In Australia, the labelling of GM food is extremely limited and excludes products such as meat, milk, and eggs produced by animals that have been fed GM stock feed. Neither do our current labelling laws apply to processed foods containing cooking oils produced from GM crops. “For the last 20 years the public has been surveyed about genetically manipulated food crops, with around 90% of Australians saying they want labelling of all foods produced using the technology,” explains Phelps.

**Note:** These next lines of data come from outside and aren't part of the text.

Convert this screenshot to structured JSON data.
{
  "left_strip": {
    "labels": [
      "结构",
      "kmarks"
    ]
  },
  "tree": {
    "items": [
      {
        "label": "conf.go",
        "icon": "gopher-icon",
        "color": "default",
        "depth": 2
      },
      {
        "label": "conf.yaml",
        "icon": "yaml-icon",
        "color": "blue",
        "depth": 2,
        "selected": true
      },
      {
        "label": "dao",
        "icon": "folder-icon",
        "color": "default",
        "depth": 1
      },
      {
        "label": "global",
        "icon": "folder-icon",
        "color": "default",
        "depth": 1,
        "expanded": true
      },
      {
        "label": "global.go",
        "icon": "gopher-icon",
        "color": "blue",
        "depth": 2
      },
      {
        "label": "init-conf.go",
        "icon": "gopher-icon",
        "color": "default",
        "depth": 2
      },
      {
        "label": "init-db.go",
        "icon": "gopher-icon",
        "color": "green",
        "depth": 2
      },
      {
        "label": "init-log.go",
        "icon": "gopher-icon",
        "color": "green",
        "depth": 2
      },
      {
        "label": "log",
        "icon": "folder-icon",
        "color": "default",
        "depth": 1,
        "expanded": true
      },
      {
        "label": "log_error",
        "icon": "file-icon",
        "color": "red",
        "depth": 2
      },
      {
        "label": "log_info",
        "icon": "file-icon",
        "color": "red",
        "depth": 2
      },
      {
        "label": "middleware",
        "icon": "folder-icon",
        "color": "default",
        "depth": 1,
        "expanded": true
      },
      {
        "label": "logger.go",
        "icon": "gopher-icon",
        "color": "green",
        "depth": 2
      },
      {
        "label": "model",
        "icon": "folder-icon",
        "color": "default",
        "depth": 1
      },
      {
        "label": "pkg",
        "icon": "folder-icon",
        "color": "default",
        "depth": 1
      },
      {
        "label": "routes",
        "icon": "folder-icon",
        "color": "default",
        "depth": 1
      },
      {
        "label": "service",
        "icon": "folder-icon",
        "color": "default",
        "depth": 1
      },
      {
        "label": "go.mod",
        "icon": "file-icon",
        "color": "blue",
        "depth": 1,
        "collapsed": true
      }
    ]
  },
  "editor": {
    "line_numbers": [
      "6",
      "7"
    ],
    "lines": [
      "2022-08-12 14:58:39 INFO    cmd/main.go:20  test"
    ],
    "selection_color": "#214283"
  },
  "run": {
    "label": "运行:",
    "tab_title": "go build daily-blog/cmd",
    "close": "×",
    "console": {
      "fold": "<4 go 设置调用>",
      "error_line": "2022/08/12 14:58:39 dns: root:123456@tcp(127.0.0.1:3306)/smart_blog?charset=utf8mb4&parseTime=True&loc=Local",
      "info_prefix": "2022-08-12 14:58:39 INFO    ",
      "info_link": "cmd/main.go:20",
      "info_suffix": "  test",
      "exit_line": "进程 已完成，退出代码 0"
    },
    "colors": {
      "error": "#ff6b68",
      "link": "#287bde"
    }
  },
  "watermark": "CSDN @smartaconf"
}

On the 9th February, in a surprise move, described by Phelps as ‘a victory for democracy’, the Indian government stopped the release of its first genetically modified vegetable due to concerns over its safety. The decision to stop the proposed commercialization of GM eggplant was welcomed by anti-GM campaigners, farmers and shoppers worldwide. The Indian Environment Minister, Jairam Ramesh said that the evidence as to the safety and environmental impacts have not been ascertained and the moratorium will be in place until all tests are carried out to the satisfaction of everyone. One of the reasons that the Indian Government has moved to stop the release of GM eggplant is that a director of Monsanto India has broken ranks, and publicly stated that the company has used fake scientific data.

The Director of Gene Ethics, Bob Phelps shares his condemnation asserting that ‘this is a warning to regulators around the world that they need to take another look at the health and safety of all GM crops.’ “We know that some GM crops are unsafe for the experimental and farm animals and so we can reasonably assume that some of these GM crops are not safe for humans either.”

Leading health bodies, such as the Public Health Association of Australia have concerns about GM foods. These include the fact that there are likely to be increased pesticide residues in our food and there is concern about the ingestion of new proteins and allergens, plus the unknown effects arising from the use of antibiotic-resistance genes in GE plants. “The community doesn’t want it, and there is no evidence at all that as a result of the expenditure of several billions of dollars of over the last two decades by Australian governments, that there has been any benefit, either economically or for the public good.

Gene Ethics is calling for a vigorous review of the research and development priorities with a view to downscaling and perhaps even eliminating expenditure on genetic manipulation technologies. “They don’t work, they’re a ‘dud’ and it’s time that governments realize that, declared Phelps.